Asking ChatGPT to generate malicious content can result in the response being blocked or your account being terminated. While there are workarounds like jailbreaks that can sidestep these content moderation guardrails, such as Do Anything Now (DAN) — a type of prompt injection attack — you can also be banned for using these.

So, when using ChatGPT, avoid creating any content that could enable cyberbullying or demeaning other groups of people. As a general rule of thumb, if you don’t have anything nice to say, keep it to yourself.

Process personal data


Personal information cybersecurity
Yana Iskayeva/Getty Images

When using ChatGPT, it’s important to note that the information you share isn’t completely private. OpenAI has confirmed that it may process user content to train its AI models.
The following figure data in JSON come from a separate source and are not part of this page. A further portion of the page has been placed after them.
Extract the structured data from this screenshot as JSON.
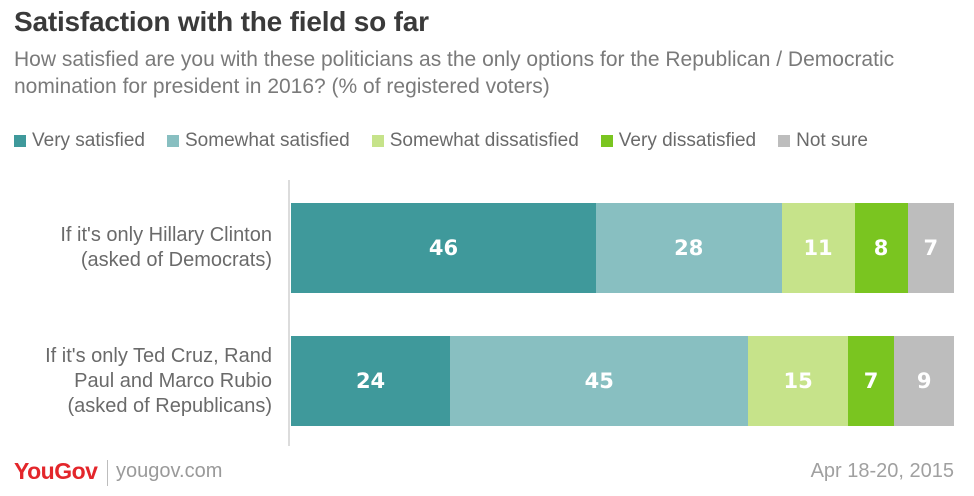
{
  "title": "Satisfaction with the field so far",
  "subtitle": "How satisfied are you with these politicians as the only options for the Republican / Democratic nomination for president in 2016? (% of registered voters)",
  "footer": {
    "logo": "YouGov",
    "url": "yougov.com",
    "date": "Apr 18-20, 2015"
  },
  "colors": {
    "very_satisfied": "#3f999b",
    "somewhat_satisfied": "#88bfc1",
    "somewhat_dissatisfied": "#c6e38a",
    "very_dissatisfied": "#7ac520",
    "not_sure": "#bdbdbd"
  },
  "chart_data": {
    "type": "bar",
    "orientation": "horizontal",
    "stacked": true,
    "legend_position": "top",
    "categories": [
      [
        "If it's only Hillary Clinton",
        "(asked of Democrats)"
      ],
      [
        "If it's only Ted Cruz, Rand",
        "Paul and Marco Rubio",
        "(asked of Republicans)"
      ]
    ],
    "series": [
      {
        "name": "Very satisfied",
        "color": "#3f999b",
        "values": [
          46,
          24
        ]
      },
      {
        "name": "Somewhat satisfied",
        "color": "#88bfc1",
        "values": [
          28,
          45
        ]
      },
      {
        "name": "Somewhat dissatisfied",
        "color": "#c6e38a",
        "values": [
          11,
          15
        ]
      },
      {
        "name": "Very dissatisfied",
        "color": "#7ac520",
        "values": [
          8,
          7
        ]
      },
      {
        "name": "Not sure",
        "color": "#bdbdbd",
        "values": [
          7,
          9
        ]
      }
    ]
  }
}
For this reason, you should never ask ChatGPT to process sensitive personal information as it could be viewed by the company’s employees and other third parties.

Users can change their privacy settings to opt out of having their inputs used to train OpenAI’s models, but it’s still best not to share any personally identifiable information (PII) or proprietary information with the chatbot, as there could still be a risk of leakage.

Back in 2023, there was a high-profile incident where Samsung banned the use of generative AI models due to cybersecurity concerns after an employee leaked sensitive code on the platform.

To avoid any unpleasant surprises or potential leaks, it’s a good idea not to share anything with ChatGPT that you wouldn’t want OpenAI’s employees to be able to view. We recommend not sharing information including your name, address, phone number, social security number (SSN), usernames, passwords, or payment information in your prompts.